По ночам мы дрожали от холода, увязнув в грязи, и вспоминали первую зиму на войне, когда мы служили в кавалерии. Тогда было значительно легче. Ведь о каждом из нас заботился свой кавалерист, который чистил нас, утешал, для которого мы были чем-то очень ценным. Но в артиллерии первое место занимали орудия. А мы оказались просто тягловыми лошадьми, и обращались с нами соответствующе. Впрочем, и сами артиллеристы страдали от недоедания и усталости, их лица давно стали пепельными. И думали они об одном – как выжить. Только один старый артиллерист – тот самый, которого я заприметил ещё на ферме, уделял нам внимание. Он кормил нас чёрствым чёрным хлебом и вообще проводил больше времени с нами, чем со своими товарищами. Это был неопрятный толстяк, который постоянно говорил сам с собой и время от времени посмеивался – неизвестно чему.
И конечно, отсутствие крова над головой, плохая кормёжка и тяжёлая работа сказались на лошадях. У всех без исключения вылезла шерсть ниже скакательного сустава, кожа потрескалась и покрылась непроходящими болячками. Даже крепкие гафлингеры сдали. Каждый шаг давался мне с трудом, адски болели ноги, особенно передние, я хромал, как, впрочем, и остальные. Ветеринары делали что могли, и даже самые равнодушные солдаты начали с беспокойством поглядывать на лошадей, которые выглядели день ото дня хуже и хуже. Но помочь нам никто не мог. Всё было бесполезно, по крайней мере до тех пор, пока земля не подсохнет.
Ветеринары беспомощно качали головами. Некоторых лошадей забирали в надежде, что, отдохнув, они смогут вернуться к работе, а некоторых после осмотра уводили в сторону и пристреливали. Так было с Хайни. Однажды утром его убили, и мы прошли мимо мёртвого тела этого поверженного в грязь когда-то великолепного коня. И так же было с Коко. Шрапнель попала ему в шею, и его тоже застрелили и бросили у дороги. Коко, озлобленный и своевольный, никогда мне не нравился, но всё равно было грустно и больно смотреть, как моего напарника, с которым мы так долго таскали орудия по полям сражений, умертвили без жалости и покинули.

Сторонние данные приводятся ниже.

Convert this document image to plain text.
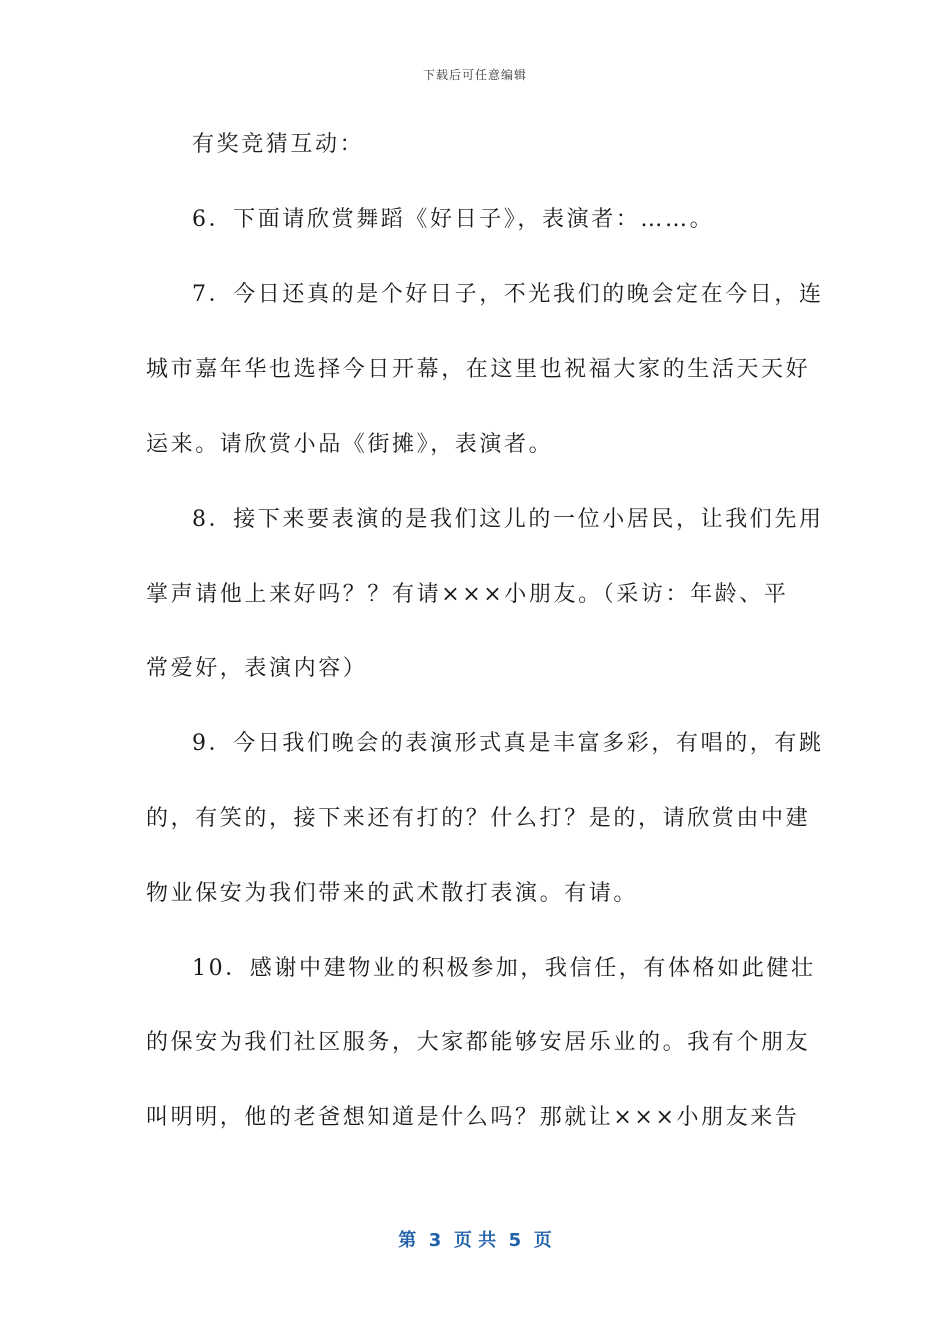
下载后可任意编辑
有奖竞猜互动：
6．下面请欣赏舞蹈《好日子》，表演者：……。
7．今日还真的是个好日子，不光我们的晚会定在今日，连
城市嘉年华也选择今日开幕，在这里也祝福大家的生活天天好
运来。请欣赏小品《街摊》，表演者。
8．接下来要表演的是我们这儿的一位小居民，让我们先用
掌声请他上来好吗？？有请×××小朋友。（采访：年龄、平
常爱好，表演内容）
9．今日我们晚会的表演形式真是丰富多彩，有唱的，有跳
的，有笑的，接下来还有打的？什么打？是的，请欣赏由中建
物业保安为我们带来的武术散打表演。有请。
10．感谢中建物业的积极参加，我信任，有体格如此健壮
的保安为我们社区服务，大家都能够安居乐业的。我有个朋友
叫明明，他的老爸想知道是什么吗？那就让×××小朋友来告
第  3  页 共  5  页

Гафлингеры держались всю зиму, напрягая широкие спины, и изо всех сил тянули вместе с нами тяжёлую пушку. Они были славные лошадки. В них не было ни капли ярости, но была спокойная отвага, и мы с Топторном очень к ним привязались. Они смотрели на нас снизу вверх, рассчитывая на поддержку и покровительство, и, разумеется, мы не отказывали им в этом.
Я первый заметил, что с Топторном что-то не то, когда почувствовал, что тянуть стало труднее. Однажды мы переходили вброд ручей, и пушка увязла в иле. Я поглядел на Топторна: склонившись к самой земле, он тянул изо всех сил, но ничего не мог сделать. В его глазах я увидел ужасную муку. В тот день я тянул с двойным усердием, чтобы Топторну было полегче.